The box itself is part of this beautiful promise.
The macaroons release a frank flavor of almonds thanks to the addition in the paste, of bitter almonds. The recipe is simple but like all good recipes, it is kept secret. Of course, as I hate not understanding how it is done, I will get down to the task and try by all means to understand! I already have several clues! But I’ll talk about that another time!
They are glued on a paper and are crunchy and melting at the same time!  
The store also offers canelés…
In the street, the call of wine is constant and of course I succumbed by leaving with several bottles!
The store of Canelés Lemoine has a branch in Saint Emilion.
Each to his own, but these are the ones I prefer…
The next day, back to Bordeaux where for a month of June, the weather did not fulfill its contract. Small disappointment quickly compensated by the regional dishes and the museums of Bordeaux! By the way, this fountain in the garden of the museum of fine arts!

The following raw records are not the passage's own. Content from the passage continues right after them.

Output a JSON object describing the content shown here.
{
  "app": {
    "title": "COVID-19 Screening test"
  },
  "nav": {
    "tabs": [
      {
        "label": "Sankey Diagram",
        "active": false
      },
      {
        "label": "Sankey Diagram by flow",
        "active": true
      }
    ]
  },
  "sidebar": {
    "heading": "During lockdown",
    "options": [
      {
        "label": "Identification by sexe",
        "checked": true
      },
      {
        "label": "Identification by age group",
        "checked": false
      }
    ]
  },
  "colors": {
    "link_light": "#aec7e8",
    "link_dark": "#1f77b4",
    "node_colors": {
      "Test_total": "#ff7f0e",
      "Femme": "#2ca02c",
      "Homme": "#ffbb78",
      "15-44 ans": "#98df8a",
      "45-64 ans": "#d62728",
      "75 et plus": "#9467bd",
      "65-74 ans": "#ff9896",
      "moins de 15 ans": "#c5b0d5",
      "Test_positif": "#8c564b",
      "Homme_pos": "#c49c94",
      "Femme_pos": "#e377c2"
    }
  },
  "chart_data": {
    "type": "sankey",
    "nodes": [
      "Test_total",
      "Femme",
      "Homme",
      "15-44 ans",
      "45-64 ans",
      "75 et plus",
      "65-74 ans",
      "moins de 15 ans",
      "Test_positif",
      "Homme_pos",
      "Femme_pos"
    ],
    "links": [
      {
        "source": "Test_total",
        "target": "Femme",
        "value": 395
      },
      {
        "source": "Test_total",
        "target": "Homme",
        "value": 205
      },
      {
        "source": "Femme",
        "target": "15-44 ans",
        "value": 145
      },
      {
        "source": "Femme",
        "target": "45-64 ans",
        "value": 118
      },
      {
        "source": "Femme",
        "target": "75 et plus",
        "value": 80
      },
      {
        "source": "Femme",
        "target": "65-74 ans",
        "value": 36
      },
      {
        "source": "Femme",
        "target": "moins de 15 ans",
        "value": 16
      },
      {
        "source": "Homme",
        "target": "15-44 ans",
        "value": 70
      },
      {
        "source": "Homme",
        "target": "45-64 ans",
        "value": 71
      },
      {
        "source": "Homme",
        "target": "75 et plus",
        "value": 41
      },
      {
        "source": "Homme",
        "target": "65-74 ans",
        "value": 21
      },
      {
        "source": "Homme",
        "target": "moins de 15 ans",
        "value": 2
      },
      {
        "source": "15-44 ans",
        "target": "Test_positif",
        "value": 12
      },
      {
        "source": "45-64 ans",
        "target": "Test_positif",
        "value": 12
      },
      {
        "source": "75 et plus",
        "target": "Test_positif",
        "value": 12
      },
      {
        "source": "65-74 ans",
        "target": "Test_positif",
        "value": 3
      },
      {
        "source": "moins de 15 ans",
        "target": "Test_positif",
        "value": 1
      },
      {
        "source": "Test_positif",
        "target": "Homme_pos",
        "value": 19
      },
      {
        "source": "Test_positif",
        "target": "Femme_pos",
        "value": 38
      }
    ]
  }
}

Direction Baillardran for the canelés! If you don’t know them yet, it’s time to take a look. There are more than six points of sale in Bordeaux and even a Baillardran café (without a toilet, how do you wash your hands???).
The canelés are presented like gems.
But what really interests me is the back store where you can see that they use copper molds. I use teflon-lined aluminum molds at home, although I also have 22 copper molds for my parents’ oven, which is much more powerful than mine!
The unmolding is fast so as not to damage the canelés, the gesture is precise.
As soon as they are unmoulded, the canelés are grouped together…
By sizes….
Then individually wrapped for the bigger ones. They will then be sorted by cooking.
It was a real waltz of canelés that was playing in front of me.
And in the evening, dinner at the restaurant “Le Cochon Volant” where absolutely huge and medieval dishes are served at really reasonable prices!
For starters, a decadent oeuf cocotte with two foie gras. One in a “homemade” terrine and the other pan-fried, both on a large slice of toast.
And for the main course…a second starter! Because my stomach was already well filled… But this cold duck breast sandwiching a foie gras did not scare me!